KABARBURSA.COM - Badan Meteorologi, Klimatologi, dan Geofisika (BMKG) baru saja mengeluarkan peringatan dini terkait potensi cuaca ekstrem. Hujan dengan intensitas sedang hingga lebat diprediksi akan melanda sebagian wilayah Indonesia pada 23 - 28 Agustus 2024. Hujan ini bisa disertai kilat, petir, serta angin kencang.
Guswanto, Deputi Bidang Meteorologi BMKG, menjelaskan bahwa meskipun wilayah selatan Indonesia, termasuk Pulau Jawa, Bali, dan Nusa Tenggara, masih berada dalam musim kemarau dengan dominasi cuaca cerah, sejumlah daerah di Indonesia tengah dan utara justru menunjukkan peningkatan potensi hujan.
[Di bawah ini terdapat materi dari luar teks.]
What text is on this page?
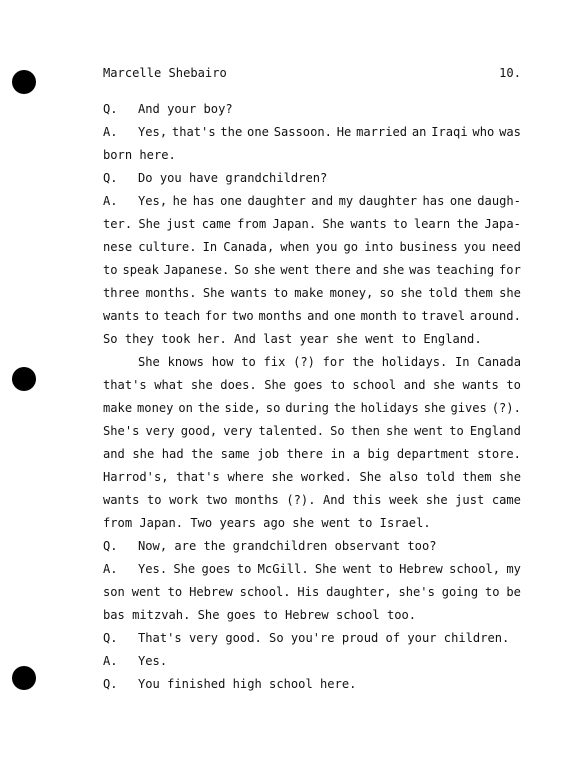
Marcelle Shebairo	10.
Q. And your boy?
A. Yes, that's the one Sassoon. He married an Iraqi who was
born here.
Q. Do you have grandchildren?
A. Yes, he has one daughter and my daughter has one daugh-
ter. She just came from Japan. She wants to learn the Japa-
nese culture. In Canada, when you go into business you need
to speak Japanese. So she went there and she was teaching for
three months. She wants to make money, so she told them she
wants to teach for two months and one month to travel around.
So they took her. And last year she went to England.
She knows how to fix (?) for the holidays. In Canada
that's what she does. She goes to school and she wants to
make money on the side, so during the holidays she gives (?).
She's very good, very talented. So then she went to England
and she had the same job there in a big department store.
Harrod's, that's where she worked. She also told them she
wants to work two months (?). And this week she just came
from Japan. Two years ago she went to Israel.
Q. Now, are the grandchildren observant too?
A. Yes. She goes to McGill. She went to Hebrew school, my
son went to Hebrew school. His daughter, she's going to be
bas mitzvah. She goes to Hebrew school too.
Q. That's very good. So you're proud of your children.
A. Yes.
Q. You finished high school here.
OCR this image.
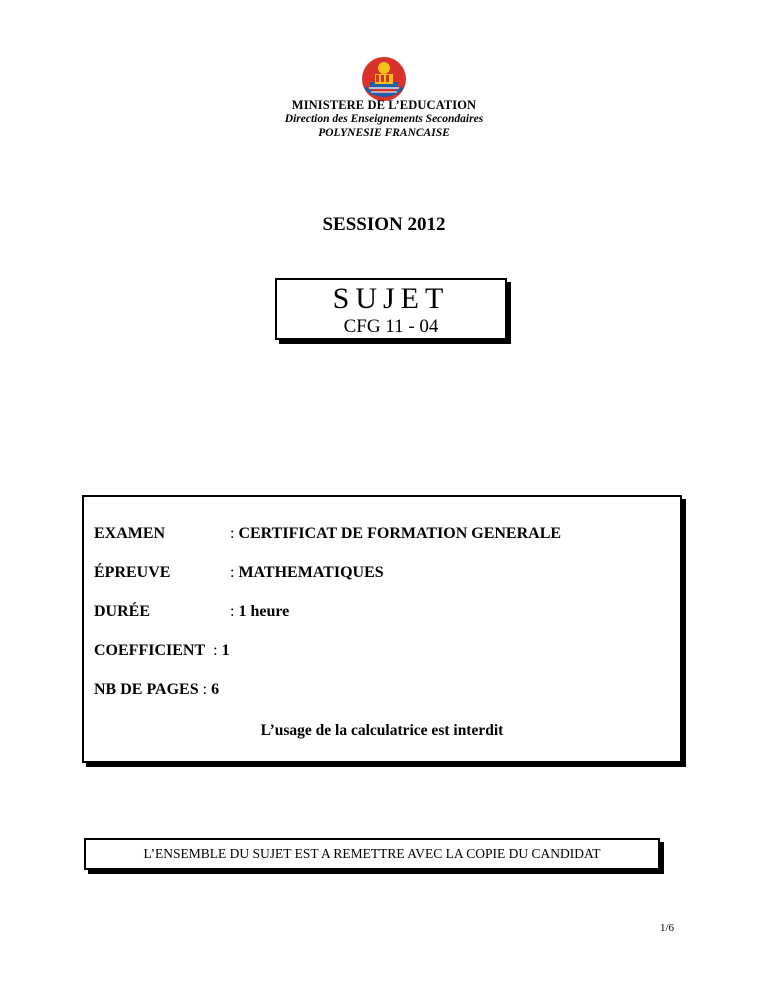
MINISTERE DE L’EDUCATION
Direction des Enseignements Secondaires
POLYNESIE FRANCAISE
SESSION 2012
SUJET
CFG 11 - 04
EXAMEN	: CERTIFICAT DE FORMATION GENERALE
ÉPREUVE	: MATHEMATIQUES
DURÉE	: 1 heure
COEFFICIENT : 1
NB DE PAGES : 6
L’usage de la calculatrice est interdit
L’ENSEMBLE DU SUJET EST A REMETTRE AVEC LA COPIE DU CANDIDAT
1/6
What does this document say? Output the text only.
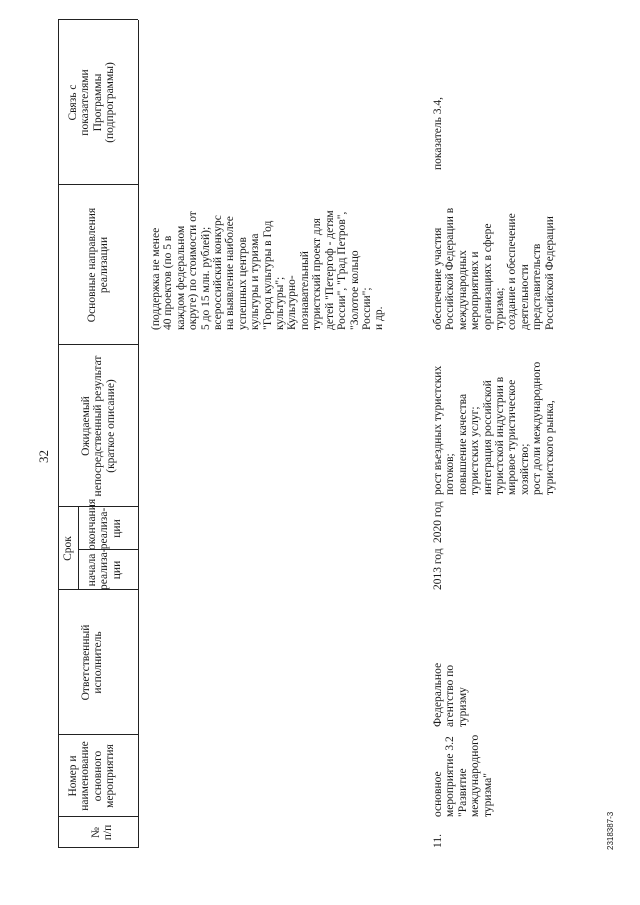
32
№
п/п
Номер и
наименование
основного
мероприятия
Ответственный
исполнитель
Срок
начала
реализа-
ции
окончания
реализа-
ции
Ожидаемый
непосредственный результат
(краткое описание)
Основные направления
реализации
Связь с
показателями
Программы
(подпрограммы)
(поддержка не менее
40 проектов (по 5 в
каждом федеральном
округе) по стоимости от
5 до 15 млн. рублей);
всероссийский конкурс
на выявление наиболее
успешных центров
культуры и туризма
"Город культуры в Год
культуры";
Культурно-
познавательный
туристский проект для
детей "Петергоф - детям
России", "Град Петров",
"Золотое кольцо
России";
и др.
11.
основное
мероприятие 3.2
"Развитие
международного
туризма"
Федеральное
агентство по
туризму
2013 год
2020 год
рост въездных туристских
потоков;
повышение качества
туристских услуг;
интеграция российской
туристской индустрии в
мировое туристическое
хозяйство;
рост доли международного
туристского рынка,
обеспечение участия
Российской Федерации в
международных
мероприятиях и
организациях в сфере
туризма;
создание и обеспечение
деятельности
представительств
Российской Федерации
показатель 3.4,
2318387-3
Wilayah-wilayah yang diperkirakan akan mengalami hujan lebat meliputi sebagian besar Sumatra, Kalimantan, Sulawesi, Maluku, dan Papua. Ini merupakan dampak dari fenomena cuaca global seperti gelombang Kelvin, Rossby Ekuatorial, dan Madden Julian Oscillation (MJO), yang bersinergi dengan pola angin dan labilitas atmosfer, menciptakan kondisi udara yang mendukung pembentukan awan hujan.
“Kondisi ini kemungkinan berlangsung hingga akhir Agustus,” ungkap Guswanto di Jakarta, Kamis 22 Agustus 2024.
Ia juga mengingatkan masyarakat untuk waspada terhadap potensi hujan lebat yang disertai petir dan angin kencang dalam durasi singkat. “Sebaiknya tetap memantau perkembangan cuaca terkini sebelum melakukan aktivitas di luar ruangan,” tambahnya.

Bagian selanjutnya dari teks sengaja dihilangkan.